What’s so tough about that?  First ask, “Was this resume submitted for a specific and available job opening?”  If not, that resume should not be considered as an applicant.  Get your company in the habit—and make it a company policy—that unsolicited resumes will not be considered.  If your recruiter has an issue with that (or the vice president who’s third daughter is looking for a job), have them refer potential candidates to submit for actual postings for actual jobs.  Secondly, ask, “Does this person fulfill all the essential job functions/requirements?”  Your job listing should specify what skills, education, and background are essential requirements for the opening.  If someone doesn’t qualify for the job, per those requirements, dispose them as such.  If you do a round of disqualifying applicants for basic qualifications, then you shouldn’t have as many resumes left on which to make more difficult disposition choices.
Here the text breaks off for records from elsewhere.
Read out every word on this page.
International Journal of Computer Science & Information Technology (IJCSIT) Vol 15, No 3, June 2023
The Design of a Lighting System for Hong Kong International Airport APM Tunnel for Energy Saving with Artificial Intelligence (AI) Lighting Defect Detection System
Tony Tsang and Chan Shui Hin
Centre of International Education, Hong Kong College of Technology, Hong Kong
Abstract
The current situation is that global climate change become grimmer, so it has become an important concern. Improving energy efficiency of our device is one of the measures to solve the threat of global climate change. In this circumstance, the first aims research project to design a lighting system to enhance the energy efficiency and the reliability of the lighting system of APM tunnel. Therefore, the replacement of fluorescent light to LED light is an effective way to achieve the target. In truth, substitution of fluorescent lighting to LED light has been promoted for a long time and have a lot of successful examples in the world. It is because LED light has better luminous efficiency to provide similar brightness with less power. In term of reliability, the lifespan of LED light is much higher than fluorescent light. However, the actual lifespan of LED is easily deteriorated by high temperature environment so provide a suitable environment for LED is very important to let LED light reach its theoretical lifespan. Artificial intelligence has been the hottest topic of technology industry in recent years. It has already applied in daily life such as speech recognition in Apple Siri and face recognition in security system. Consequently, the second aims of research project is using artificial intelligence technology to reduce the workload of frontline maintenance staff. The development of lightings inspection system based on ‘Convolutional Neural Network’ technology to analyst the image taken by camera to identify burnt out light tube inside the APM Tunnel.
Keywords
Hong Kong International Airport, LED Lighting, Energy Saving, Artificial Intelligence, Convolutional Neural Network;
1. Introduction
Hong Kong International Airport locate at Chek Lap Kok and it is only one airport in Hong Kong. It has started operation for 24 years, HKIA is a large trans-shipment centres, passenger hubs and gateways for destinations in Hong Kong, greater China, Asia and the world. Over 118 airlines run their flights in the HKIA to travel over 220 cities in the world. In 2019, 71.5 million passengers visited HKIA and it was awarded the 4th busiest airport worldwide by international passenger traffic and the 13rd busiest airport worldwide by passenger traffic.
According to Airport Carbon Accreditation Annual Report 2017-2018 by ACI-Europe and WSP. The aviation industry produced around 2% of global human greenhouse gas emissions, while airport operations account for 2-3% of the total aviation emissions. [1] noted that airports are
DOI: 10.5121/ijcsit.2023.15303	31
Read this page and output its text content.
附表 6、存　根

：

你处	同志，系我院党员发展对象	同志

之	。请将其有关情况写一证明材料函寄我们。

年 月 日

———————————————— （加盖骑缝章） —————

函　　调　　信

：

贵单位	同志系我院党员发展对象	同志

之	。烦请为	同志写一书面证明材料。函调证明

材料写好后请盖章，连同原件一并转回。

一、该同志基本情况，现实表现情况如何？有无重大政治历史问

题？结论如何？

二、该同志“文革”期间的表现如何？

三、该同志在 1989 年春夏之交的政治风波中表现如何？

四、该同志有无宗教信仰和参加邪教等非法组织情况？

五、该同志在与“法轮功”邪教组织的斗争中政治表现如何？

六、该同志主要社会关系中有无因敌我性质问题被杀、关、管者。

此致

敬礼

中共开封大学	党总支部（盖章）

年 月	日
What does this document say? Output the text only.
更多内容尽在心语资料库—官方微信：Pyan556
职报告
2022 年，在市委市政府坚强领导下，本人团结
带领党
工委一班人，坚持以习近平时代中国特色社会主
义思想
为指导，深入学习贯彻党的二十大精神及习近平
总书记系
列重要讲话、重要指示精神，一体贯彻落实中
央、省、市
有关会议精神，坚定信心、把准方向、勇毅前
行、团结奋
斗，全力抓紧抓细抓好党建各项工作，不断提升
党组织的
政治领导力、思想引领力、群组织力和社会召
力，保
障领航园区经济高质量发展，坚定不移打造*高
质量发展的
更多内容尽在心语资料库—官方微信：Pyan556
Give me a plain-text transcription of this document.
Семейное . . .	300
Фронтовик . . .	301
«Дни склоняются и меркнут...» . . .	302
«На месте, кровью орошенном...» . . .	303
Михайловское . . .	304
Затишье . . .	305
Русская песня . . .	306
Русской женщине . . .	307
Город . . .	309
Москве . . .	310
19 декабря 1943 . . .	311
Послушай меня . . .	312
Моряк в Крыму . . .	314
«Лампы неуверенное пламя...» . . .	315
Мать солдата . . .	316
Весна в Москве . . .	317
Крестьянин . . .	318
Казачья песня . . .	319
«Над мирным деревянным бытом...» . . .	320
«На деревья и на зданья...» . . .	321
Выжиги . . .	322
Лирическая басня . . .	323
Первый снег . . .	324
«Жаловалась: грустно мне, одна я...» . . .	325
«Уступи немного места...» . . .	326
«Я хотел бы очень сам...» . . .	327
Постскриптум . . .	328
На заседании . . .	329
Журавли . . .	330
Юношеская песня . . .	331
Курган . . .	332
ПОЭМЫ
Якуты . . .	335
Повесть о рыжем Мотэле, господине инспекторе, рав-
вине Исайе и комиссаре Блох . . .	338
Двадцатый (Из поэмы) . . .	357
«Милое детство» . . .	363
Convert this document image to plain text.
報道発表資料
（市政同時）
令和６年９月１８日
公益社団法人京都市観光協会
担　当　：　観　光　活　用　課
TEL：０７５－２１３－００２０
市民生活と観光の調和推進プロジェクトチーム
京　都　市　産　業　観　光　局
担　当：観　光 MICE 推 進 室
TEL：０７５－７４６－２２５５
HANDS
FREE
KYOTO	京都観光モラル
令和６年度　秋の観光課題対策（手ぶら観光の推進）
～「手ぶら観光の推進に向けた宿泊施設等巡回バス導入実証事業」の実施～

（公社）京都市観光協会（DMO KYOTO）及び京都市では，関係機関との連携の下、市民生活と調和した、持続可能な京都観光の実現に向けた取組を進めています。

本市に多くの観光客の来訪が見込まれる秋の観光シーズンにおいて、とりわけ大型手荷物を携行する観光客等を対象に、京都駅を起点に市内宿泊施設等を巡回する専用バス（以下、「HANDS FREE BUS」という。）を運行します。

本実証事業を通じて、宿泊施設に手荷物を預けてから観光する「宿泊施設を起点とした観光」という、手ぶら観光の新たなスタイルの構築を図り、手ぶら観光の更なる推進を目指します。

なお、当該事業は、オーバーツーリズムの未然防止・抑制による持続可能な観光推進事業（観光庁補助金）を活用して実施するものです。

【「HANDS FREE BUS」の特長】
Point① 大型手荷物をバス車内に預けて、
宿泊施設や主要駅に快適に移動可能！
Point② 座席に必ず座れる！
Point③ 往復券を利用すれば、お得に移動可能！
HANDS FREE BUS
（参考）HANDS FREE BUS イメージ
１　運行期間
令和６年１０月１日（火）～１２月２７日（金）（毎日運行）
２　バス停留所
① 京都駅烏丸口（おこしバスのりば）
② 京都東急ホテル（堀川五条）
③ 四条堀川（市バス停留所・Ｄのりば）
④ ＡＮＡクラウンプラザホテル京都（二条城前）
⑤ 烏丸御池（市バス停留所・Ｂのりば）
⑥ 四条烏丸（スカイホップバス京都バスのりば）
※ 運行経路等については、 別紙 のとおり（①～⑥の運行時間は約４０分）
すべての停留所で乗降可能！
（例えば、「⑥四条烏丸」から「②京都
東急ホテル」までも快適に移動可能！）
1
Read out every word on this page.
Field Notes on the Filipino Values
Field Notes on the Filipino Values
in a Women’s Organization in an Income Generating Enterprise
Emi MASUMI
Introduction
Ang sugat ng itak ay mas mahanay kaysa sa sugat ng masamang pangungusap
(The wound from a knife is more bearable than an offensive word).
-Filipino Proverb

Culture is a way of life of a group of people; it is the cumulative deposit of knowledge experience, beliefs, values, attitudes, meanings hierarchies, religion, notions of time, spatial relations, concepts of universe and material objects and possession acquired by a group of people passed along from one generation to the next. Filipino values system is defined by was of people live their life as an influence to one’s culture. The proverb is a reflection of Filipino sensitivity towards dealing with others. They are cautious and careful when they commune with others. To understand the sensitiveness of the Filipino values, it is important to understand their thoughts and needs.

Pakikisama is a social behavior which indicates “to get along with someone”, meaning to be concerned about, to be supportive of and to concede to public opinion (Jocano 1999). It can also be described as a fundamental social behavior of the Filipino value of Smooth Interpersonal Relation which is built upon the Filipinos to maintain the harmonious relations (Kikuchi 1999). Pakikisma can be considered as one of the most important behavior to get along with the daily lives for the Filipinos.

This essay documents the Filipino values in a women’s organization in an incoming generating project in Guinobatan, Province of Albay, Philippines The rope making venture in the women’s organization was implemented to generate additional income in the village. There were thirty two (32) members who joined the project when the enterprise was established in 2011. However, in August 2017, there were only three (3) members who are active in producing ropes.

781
This not only fulfills EEOC and OFCCP affirmative action requirements, but also should disqualify a large number of job seekers from your further consideration.  If you disqualify 90 of the 100 applications in our example right off the bat, then you should only have to assign more substantive dispositions for 10 applicants!  It both streamlines your hiring process and makes fulfilling the requirement much easier.

“We won’t get audited again!”

If you’ve been cited before then, yes, you will!  Offenders often become repeat offenders, the OFCCP knows this, and for the life of me, I don’t understand what is so difficult about making changes to avoid future citations.  Is the cost of change really more than the cost of lost man-hours, legal fees, consultant fees, sanctions, settlements, bad publicity, and the threat of losing your federal contracts?

“Management won’t buy in / The culture is too ingrained / It’s a slap on the wrist.”

Please see the last sentence.  Usually the cost of the audit (hours spent on it) plus any settlements and sanctions, etc., are more than a slap on the wrist and, in many cases, could have paid the salaries for additional hires.  This feels like a “if you think you can’t, you can’t” cop out.

Time and again companies are being caught having not defined qualified applicants or disposing of them properly.  This enables the OFCCP to apply darn near any statistical model they want to show adverse affect.  You’re just loading the gun before handing it to them.